Alexy parte de uma premissa muito próxima aos argumentos de Dworkin. Para aquele a distinção ente princípios e regras está muito mais em uma questão qualitativa do que de grau. Não uma superioridade hierárquica dos princípios sobre a s regras, mas sim, um viés qualitativo na medida em que os princípios são normas que estabelecem que algo deve ser realizado na maior medida possível. Os princípios devem ser otimizados quando da decisão de um  caso concreto e, assim, devem ser realizados na maior medida possível. Quando houver colisão entre princípios, deve ser preterido aquele que mais contribuir com sua essência para a realização da justiça.
Diferentemente da regra que sempre, em quaisquer circunstancias pressupõem e exigem a eliminação de uma em detrimento de outra. A validade de uma regra estabelece o fim das outras.

REFRÊNCIAS BIBLIOGRÁFICAS

AMARAL JÚNIOR, Alberto do. A Boa-fé e o Controle das Cláusulas Contratuais Abusivas nas Relações de Consumo. In: BENJAMIN, Antonio Herman de V. Revista de Direito do Consumidor, Vol. 6., São Paulo: RT, 1993.
BASTOS, Celso Ribeiro. Curso de Direito Constitucional. 13. ed. São Paulo: Saraiva, 1990.

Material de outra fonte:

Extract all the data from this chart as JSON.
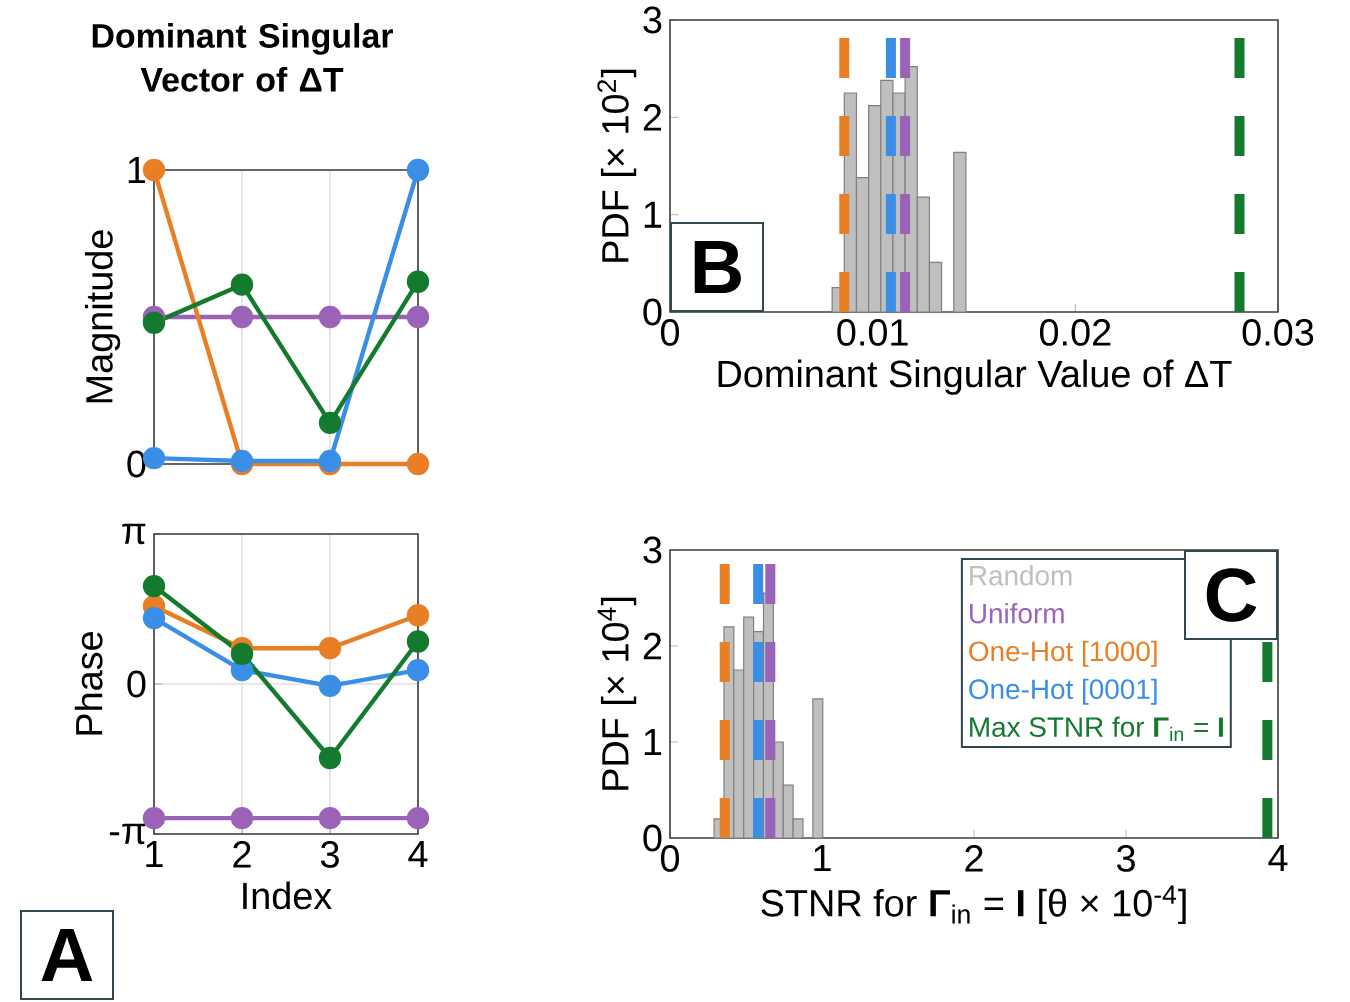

BERTONCINI, Mateus Eduardo Siqueira Nunes. Princípios de Direito Administrativo Brasileiro. 1. ed. São Paulo: Malheiros, 2002.
COELHO, Yuri Carneiro. Sistema e Princípios Constitucionais Tributários. Jus Navigandi, Teresina, Ano 4, Nº 36, nov 1999. Disponível em: <http://jus.com.br/revista/texto/1282/sistema-e-principios-constitucionais-tributarios>. Acesso em: 31 jan 2012.
CUSTÓDIO, Antonio Joaquim Ferreira. Constituição Federal Interpretada pelo STF. 2. ed. São Paulo: Oliveira Mendes, 1998.
GOMES, Luiz Flávio. Normas, Regras e Princípios: Conceitos e Distinções. Jus Navigandi, Teresina, Ano 9, Nº 851, 1 nov 2005. Disponível em: <http://jus.com.br/revista/texto/7527/normas-regras-e-principios >. Acesso em: 31 jan 2012.
MORAES, Alexandre de. Direito Constitucional. 17. ed. São Paulo: Atlas, 2005.
MOTTA FILHO, Sylvio Clemente da; SANTOS, William Douglas Resinente dos. Direito Constitucional: Teoria, Jurisprudência e 1000 Questões. 16 ed. Rio de Janeiro: Elsevier, 2005.
SUNDFELD, Carlos Ari. Licitação e Contrato Administrativo. 2. ed. São Paulo: Malheiros, 1995.